Lawyers typically view the accountant’s role in franchising to be mainly auditing the franchisor’s financial statements and consenting to their use in the FDD. But accountants can play other valuable roles, from developing franchise programs, to advising on certain items of the FDD, to consulting with franchisors and franchisees on business issues.
The FTC Rule requires that the FDD include three years of audited financial statements. A new franchisor may opt to present unaudited financial statements for its first year or partial year (although in California, if unaudited statements are provided, they must be reviewed by an independent CPA). Either way, every franchisor must have an independent CPA perform an audit or review of its financial statements. In addition, the application to register the FDD in franchise registration states must include the auditor’s consent for the franchisor to use the financial statements in the FDD.

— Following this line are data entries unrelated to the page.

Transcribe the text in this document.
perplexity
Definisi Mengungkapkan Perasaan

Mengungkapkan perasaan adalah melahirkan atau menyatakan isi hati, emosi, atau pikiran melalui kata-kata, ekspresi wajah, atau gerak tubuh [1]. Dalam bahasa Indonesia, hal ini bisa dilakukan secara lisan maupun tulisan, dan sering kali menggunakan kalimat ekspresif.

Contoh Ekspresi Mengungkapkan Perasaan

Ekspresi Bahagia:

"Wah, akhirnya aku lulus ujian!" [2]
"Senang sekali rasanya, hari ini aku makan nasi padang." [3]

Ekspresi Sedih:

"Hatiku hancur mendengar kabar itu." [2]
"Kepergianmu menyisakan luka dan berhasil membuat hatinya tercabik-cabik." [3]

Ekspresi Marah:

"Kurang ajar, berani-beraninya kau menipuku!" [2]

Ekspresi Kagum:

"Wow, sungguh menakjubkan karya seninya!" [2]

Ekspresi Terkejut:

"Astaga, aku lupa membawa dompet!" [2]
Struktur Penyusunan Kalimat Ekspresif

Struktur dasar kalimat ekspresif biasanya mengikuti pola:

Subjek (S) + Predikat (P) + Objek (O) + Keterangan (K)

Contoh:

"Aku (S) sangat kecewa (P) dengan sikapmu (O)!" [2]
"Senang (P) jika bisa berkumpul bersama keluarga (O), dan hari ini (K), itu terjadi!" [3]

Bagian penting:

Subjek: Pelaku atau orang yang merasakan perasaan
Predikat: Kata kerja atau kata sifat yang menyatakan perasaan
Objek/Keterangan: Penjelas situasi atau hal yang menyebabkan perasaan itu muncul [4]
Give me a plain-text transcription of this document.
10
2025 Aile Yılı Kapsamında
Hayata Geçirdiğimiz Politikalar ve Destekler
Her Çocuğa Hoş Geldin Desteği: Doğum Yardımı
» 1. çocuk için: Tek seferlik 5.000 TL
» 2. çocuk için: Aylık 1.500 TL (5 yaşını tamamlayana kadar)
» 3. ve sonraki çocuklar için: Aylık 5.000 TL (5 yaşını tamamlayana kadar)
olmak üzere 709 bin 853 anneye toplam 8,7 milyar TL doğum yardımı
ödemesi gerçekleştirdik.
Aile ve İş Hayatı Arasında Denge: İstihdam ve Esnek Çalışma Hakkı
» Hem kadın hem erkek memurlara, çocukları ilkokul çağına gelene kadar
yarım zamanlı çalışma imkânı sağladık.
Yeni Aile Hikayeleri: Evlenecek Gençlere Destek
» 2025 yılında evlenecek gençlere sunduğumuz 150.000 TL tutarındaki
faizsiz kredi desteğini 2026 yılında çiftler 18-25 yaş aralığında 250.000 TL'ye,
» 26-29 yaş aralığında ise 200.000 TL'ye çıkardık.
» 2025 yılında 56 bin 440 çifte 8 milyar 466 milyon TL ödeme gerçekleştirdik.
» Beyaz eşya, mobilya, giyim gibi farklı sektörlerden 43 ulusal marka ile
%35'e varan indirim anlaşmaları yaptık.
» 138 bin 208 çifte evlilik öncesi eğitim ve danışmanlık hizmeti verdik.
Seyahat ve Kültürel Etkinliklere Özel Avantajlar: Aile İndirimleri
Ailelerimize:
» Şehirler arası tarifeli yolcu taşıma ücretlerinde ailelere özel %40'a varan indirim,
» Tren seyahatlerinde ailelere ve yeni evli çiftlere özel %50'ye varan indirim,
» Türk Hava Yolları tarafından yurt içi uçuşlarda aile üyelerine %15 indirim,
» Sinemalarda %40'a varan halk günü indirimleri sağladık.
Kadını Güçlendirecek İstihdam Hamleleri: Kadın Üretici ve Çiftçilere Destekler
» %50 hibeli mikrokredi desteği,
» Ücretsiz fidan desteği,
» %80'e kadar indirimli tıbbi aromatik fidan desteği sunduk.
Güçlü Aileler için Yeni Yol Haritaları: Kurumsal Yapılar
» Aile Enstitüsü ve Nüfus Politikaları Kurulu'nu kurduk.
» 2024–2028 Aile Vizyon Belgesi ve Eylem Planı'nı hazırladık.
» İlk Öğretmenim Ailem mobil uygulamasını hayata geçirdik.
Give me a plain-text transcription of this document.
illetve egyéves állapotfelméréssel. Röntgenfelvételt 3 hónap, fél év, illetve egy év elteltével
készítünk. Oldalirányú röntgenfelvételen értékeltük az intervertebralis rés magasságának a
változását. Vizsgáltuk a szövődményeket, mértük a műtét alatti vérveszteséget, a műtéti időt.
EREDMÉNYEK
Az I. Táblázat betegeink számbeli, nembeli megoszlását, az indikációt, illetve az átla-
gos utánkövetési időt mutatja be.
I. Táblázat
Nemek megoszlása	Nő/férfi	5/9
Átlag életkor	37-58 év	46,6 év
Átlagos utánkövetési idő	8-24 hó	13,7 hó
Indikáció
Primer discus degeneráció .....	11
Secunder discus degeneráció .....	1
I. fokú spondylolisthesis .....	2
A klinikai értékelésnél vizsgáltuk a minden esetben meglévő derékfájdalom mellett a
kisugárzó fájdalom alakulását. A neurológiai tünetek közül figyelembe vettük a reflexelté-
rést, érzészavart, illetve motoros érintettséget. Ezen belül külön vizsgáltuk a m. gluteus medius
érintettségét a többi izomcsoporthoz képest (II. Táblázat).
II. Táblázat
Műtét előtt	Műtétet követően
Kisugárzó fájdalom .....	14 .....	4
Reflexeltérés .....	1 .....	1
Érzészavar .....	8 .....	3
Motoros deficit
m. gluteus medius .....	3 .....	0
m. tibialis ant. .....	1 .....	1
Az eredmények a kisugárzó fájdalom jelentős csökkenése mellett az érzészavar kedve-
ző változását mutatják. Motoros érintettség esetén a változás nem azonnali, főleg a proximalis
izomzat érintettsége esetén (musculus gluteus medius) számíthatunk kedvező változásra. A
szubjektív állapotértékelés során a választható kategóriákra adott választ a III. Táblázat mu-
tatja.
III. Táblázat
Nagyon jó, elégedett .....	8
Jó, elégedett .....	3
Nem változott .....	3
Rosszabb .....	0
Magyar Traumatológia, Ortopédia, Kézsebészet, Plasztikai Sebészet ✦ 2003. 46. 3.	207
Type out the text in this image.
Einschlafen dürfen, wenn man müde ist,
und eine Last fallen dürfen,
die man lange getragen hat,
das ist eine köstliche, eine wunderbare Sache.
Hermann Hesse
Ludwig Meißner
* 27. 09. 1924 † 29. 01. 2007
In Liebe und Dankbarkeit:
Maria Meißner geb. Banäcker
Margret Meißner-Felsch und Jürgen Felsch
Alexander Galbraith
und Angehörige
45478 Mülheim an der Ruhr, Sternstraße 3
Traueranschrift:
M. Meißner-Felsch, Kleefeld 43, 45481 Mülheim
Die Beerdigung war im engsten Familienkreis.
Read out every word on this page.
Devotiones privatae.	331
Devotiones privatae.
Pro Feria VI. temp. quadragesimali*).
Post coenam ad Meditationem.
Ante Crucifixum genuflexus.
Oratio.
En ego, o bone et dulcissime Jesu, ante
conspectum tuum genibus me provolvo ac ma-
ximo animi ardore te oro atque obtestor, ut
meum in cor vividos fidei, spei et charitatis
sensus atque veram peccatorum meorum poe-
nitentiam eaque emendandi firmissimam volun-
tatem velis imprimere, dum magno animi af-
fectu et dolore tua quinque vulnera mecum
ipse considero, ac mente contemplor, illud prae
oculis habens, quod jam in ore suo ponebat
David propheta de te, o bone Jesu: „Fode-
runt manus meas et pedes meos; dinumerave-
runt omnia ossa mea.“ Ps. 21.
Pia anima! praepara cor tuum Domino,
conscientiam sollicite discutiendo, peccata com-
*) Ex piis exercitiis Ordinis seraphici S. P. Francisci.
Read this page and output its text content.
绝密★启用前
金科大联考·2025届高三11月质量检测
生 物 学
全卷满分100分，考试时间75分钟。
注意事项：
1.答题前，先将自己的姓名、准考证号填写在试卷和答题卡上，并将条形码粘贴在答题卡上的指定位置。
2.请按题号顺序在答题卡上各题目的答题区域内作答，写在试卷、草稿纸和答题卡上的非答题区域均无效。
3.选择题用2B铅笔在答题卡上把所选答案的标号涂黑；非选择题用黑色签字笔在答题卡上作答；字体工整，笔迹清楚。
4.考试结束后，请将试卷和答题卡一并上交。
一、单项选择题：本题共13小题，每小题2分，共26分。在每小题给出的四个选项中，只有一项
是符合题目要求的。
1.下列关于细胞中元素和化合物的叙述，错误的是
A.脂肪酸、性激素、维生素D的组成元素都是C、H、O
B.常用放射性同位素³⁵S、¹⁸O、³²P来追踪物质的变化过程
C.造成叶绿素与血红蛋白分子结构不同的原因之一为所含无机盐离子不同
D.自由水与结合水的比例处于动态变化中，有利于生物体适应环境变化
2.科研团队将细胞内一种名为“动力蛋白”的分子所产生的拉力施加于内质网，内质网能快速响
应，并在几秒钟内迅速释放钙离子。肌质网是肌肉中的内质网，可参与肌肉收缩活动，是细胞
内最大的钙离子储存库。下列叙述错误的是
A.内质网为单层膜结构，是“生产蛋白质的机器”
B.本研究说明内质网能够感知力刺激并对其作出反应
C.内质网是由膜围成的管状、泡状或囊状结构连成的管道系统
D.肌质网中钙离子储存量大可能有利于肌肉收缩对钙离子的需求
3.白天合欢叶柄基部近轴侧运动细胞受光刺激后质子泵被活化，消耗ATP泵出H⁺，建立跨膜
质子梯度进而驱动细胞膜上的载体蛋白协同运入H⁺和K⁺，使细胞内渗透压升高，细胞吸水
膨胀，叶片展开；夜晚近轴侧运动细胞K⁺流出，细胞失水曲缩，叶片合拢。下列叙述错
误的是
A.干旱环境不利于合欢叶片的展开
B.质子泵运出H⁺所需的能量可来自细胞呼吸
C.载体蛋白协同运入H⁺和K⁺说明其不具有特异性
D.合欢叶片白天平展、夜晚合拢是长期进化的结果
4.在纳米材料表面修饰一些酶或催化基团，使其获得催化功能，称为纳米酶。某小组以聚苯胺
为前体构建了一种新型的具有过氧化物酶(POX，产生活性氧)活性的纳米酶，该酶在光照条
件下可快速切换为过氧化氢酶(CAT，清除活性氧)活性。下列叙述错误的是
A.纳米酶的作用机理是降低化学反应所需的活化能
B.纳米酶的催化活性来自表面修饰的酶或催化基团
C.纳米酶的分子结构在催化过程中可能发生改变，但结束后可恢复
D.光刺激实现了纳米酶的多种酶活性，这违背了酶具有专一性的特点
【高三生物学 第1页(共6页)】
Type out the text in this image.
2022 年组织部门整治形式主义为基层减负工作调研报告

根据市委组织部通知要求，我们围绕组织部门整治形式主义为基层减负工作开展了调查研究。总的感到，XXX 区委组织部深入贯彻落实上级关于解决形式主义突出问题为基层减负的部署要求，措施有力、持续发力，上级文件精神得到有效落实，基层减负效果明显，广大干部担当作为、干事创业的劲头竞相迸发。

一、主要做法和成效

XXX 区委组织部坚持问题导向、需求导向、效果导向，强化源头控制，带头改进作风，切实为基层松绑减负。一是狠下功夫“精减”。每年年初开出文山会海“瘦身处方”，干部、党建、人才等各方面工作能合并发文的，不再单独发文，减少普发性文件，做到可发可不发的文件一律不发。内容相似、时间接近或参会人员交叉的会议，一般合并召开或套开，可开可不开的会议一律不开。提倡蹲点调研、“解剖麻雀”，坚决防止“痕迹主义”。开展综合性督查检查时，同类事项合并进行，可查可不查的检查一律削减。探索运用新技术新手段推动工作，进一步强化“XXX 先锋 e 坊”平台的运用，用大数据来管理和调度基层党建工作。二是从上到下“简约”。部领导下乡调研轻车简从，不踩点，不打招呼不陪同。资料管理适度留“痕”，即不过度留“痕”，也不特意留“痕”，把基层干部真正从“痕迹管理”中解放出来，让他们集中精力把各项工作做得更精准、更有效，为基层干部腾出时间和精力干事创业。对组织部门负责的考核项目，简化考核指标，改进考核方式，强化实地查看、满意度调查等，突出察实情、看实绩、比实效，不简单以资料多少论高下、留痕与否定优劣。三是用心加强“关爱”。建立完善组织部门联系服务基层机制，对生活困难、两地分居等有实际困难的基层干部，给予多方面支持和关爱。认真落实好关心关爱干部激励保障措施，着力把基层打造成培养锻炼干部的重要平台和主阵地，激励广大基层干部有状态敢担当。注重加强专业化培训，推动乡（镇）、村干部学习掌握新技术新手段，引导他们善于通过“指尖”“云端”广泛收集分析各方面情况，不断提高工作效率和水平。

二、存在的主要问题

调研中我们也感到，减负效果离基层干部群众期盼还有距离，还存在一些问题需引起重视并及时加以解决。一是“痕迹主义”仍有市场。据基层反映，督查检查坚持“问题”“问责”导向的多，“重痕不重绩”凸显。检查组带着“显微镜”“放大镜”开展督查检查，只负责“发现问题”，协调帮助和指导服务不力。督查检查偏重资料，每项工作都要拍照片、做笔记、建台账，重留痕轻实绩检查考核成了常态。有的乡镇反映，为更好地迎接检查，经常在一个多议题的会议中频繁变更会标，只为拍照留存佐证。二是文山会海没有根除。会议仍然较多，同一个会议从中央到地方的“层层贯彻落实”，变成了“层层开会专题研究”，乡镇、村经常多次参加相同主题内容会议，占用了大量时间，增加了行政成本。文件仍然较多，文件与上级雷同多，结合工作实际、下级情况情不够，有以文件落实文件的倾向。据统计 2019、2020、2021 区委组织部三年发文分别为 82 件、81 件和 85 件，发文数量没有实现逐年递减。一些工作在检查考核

Before issuing the required consent, the independent CPA is required by professional auditing standards to read the FDD to identify and resolve any material inconsistencies between the audited or reviewed financial statements and the other information in the disclosure document.
Under the FTC Rule, the Cover Page of the FDD must tell potential franchisees: “If possible, show your contract and this information to an advisor, like a lawyer or an accountant.” Thus, an additional role for accountants is to review the FDD and franchise agreement and consult with prospective franchisees on the advisability of investing in a franchise system.
A prospective franchisor or franchisee should have a business plan, including projections of revenues and expenses, as well as a narrative concerning the business being developed. Accountants can help franchisors or franchisees prepare these business plans.